Steven Spielberg's cultural impact is unmatched - from Jaws to Jurassic Park, his films have imprinted on generation after generation for 50 years.
His new movie, The Fabelmans, tells the story of the childhood that shaped the most iconic director of our time.
As well as being a family drama, it portrays the antisemitic abuse the young Spielberg faced.
Speaking at the UK premiere of the film, he told Sky News it is an issue that is not going anywhere.
"It has been a problem worldwide because it is certainly a systemic problem in all societies, not just in our country or even here in the UK," Spielberg, 76, said.
"But antisemitism has been steadily on the rise, I think, since 2015.
"And there's been a lot of evidence that this isn't going away any time soon, and that's frightening."
The Fabelmans is already a critical hit, winning best drama and best director at last week's Golden Globes, and is tipped to be on the Bafta and Oscar shortlists.

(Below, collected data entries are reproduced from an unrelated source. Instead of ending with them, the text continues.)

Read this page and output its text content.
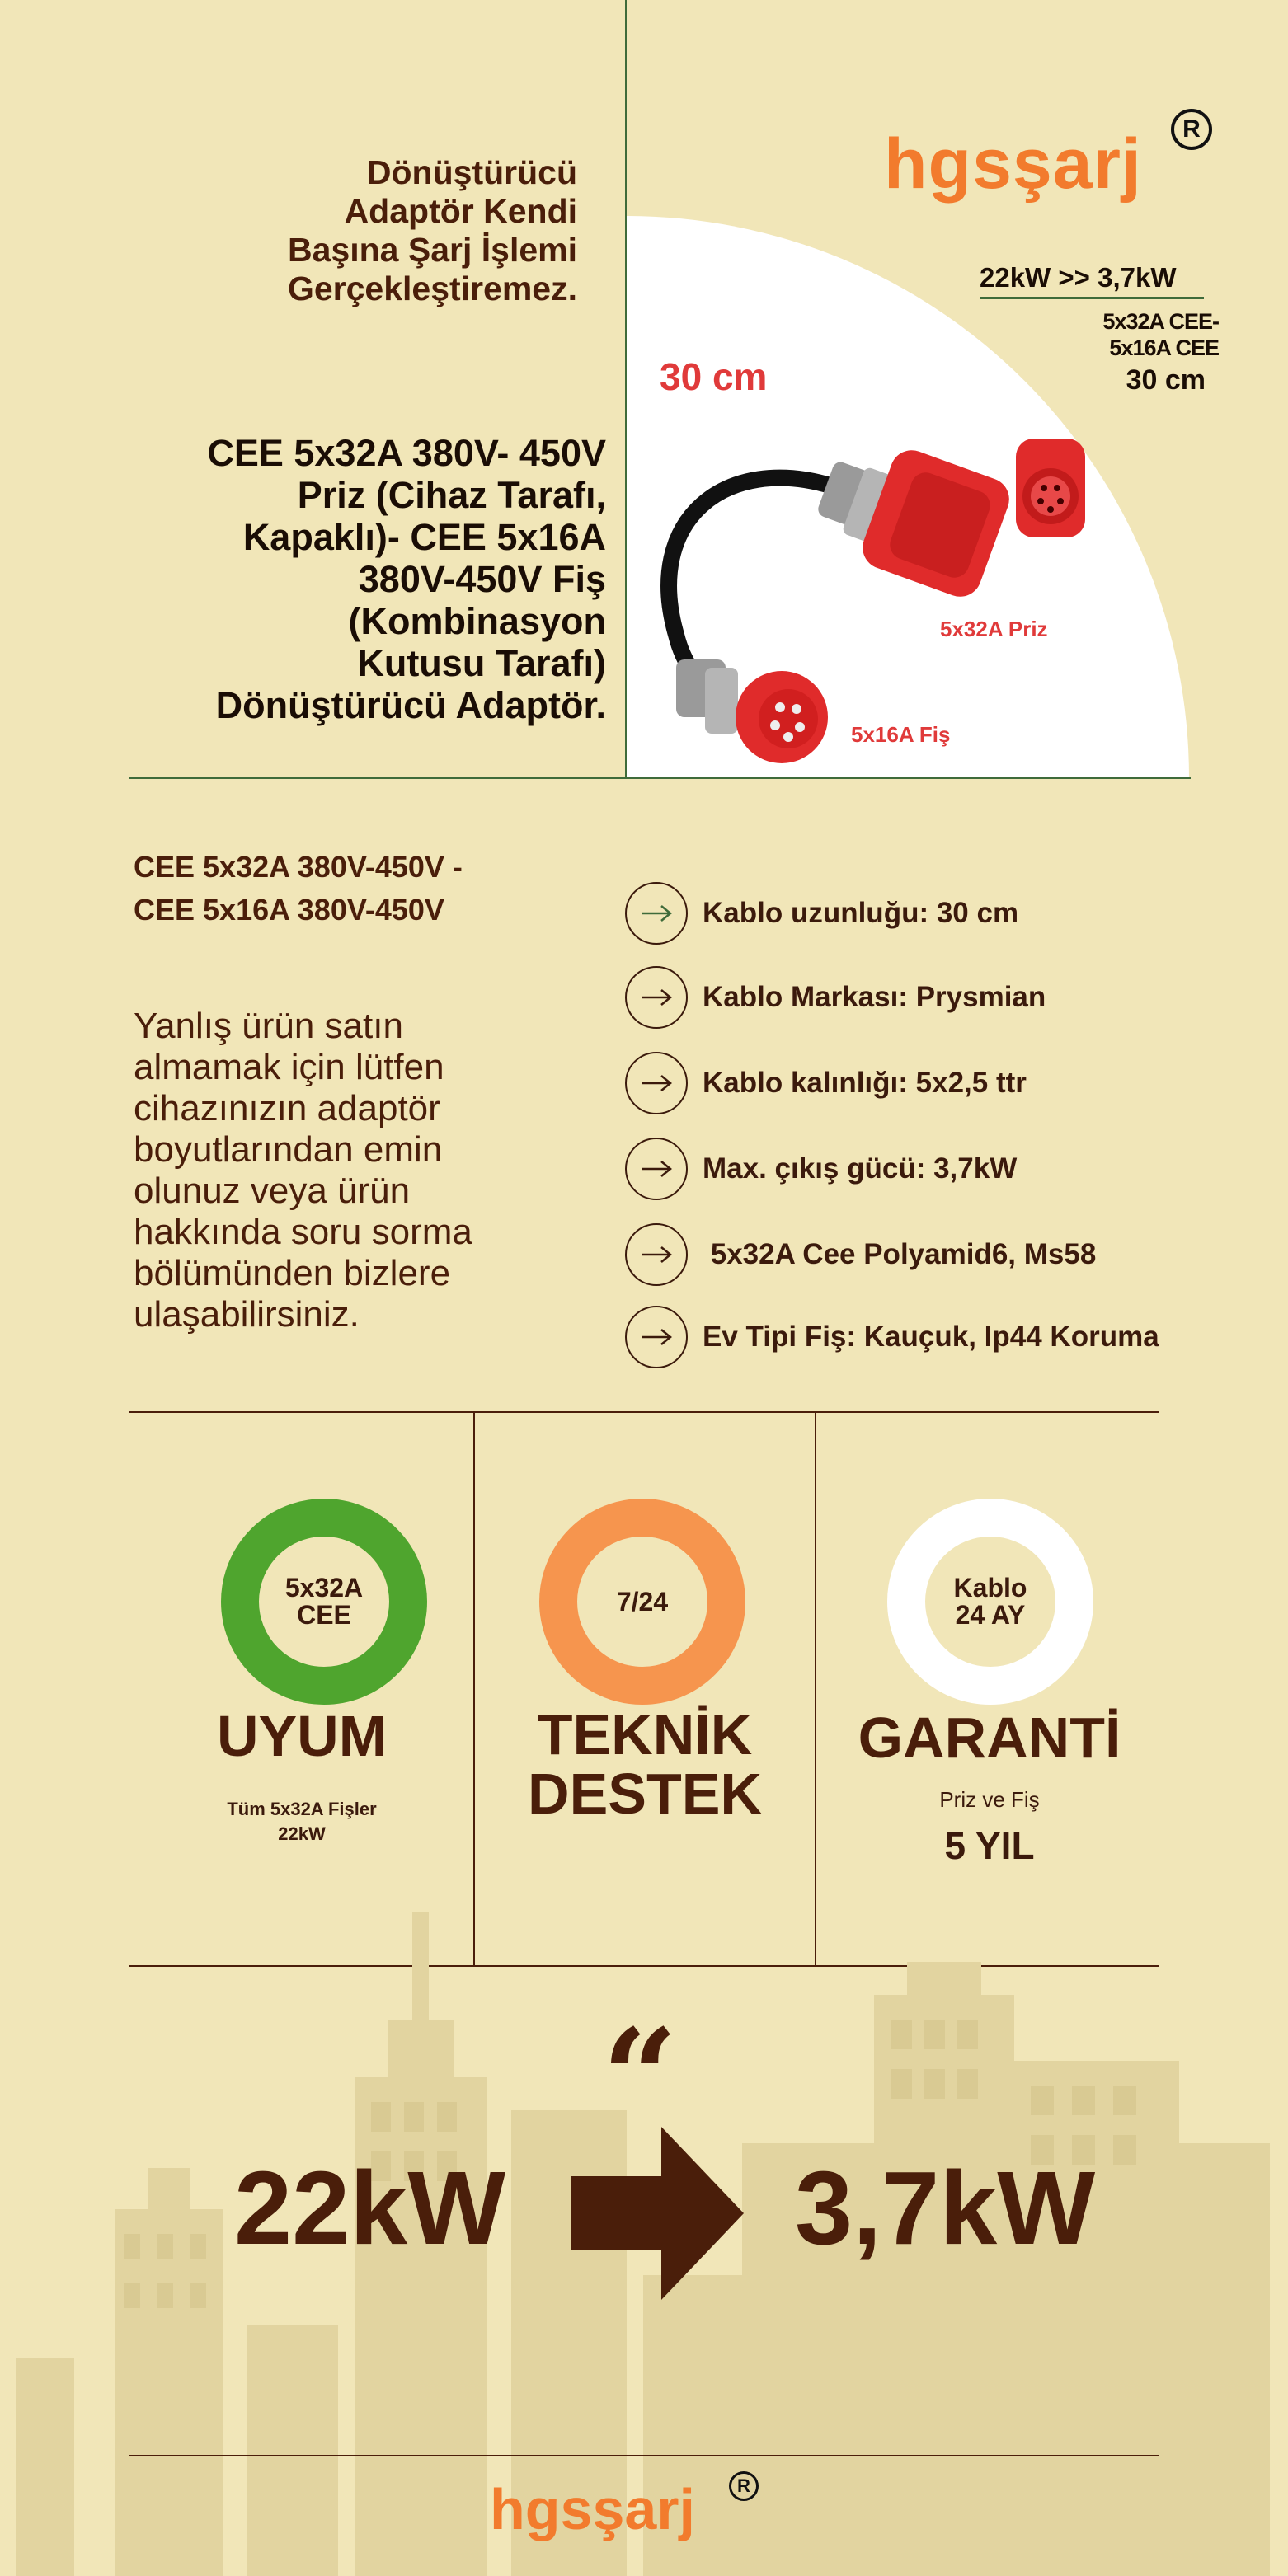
Dönüştürücü
Adaptör Kendi
Başına Şarj İşlemi
Gerçekleştiremez.
CEE 5x32A 380V- 450V
Priz (Cihaz Tarafı,
Kapaklı)- CEE 5x16A
380V-450V Fiş
(Kombinasyon
Kutusu Tarafı)
Dönüştürücü Adaptör.
hgsşarj	R
22kW >> 3,7kW
5x32A CEE-
5x16A CEE
30 cm
30 cm
5x32A Priz
5x16A Fiş
CEE 5x32A 380V-450V -
CEE 5x16A 380V-450V
Yanlış ürün satın
almamak için lütfen
cihazınızın adaptör
boyutlarından emin
olunuz veya ürün
hakkında soru sorma
bölümünden bizlere
ulaşabilirsiniz.
Kablo uzunluğu: 30 cm
Kablo Markası: Prysmian
Kablo kalınlığı: 5x2,5 ttr
Max. çıkış gücü: 3,7kW
5x32A Cee Polyamid6, Ms58
Ev Tipi Fiş: Kauçuk, Ip44 Koruma
5x32A
CEE
UYUM
Tüm 5x32A Fişler
22kW
7/24
TEKNİK
DESTEK
Kablo
24 AY
GARANTİ
Priz ve Fiş
5 YIL
“
22kW	3,7kW
hgsşarj	R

But it's a different story at the box office where it has taken £16m so far, only half its £32m budget.
Spielberg is open about what he perceives to be the issue with audiences: "I don't feel that I've really communicated the fact that I made a superhero movie," he laughed.
"I think if I told people I had made a superhero movie - the superheroes being my mom and my dad - we would have done much better at the box office in the States.
"We hope we're going to fare better in the UK having now said to all of you: This is a superhero movie."
'I've never made a film like this before'
Audiences may feel they know Spielberg, but he says it is only now with The Fabelmans that he is finally showing his truth on screen.
"A lot of people feel they know me because they see my movies and they think they know me through my films, but they don't know me in any other iteration - as, by the way, I don't know myself in so many other iterations," he said.
"When I make a movie, I kind of live the experience of that story, and I have to research and I have to learn a lot about it, but it's not often reflective of who I am."
He continued: "It reflects what I'm interested in, what my passions are, but this is the first time I ever made a film that was about things that had actually happened to myself, my three sisters and my mom and my dad."
With that honesty comes some emotional moments, as the family home, even his parents as he remembers them from childhood, are reproduced on set.
"I've never made a film like this before," Spielberg said.
"Nor have I had an experience making a film that has been so emotionally - now, Schindler's List was maybe the most emotionally draining experience of my career - but in terms of family and personal reflections and actually shooting a movie in a house that was a facsimile of the home I grew up in, in Arizona, nothing, nothing can challenge that."
The Fabelmans is out in cinemas in the UK on 27 January.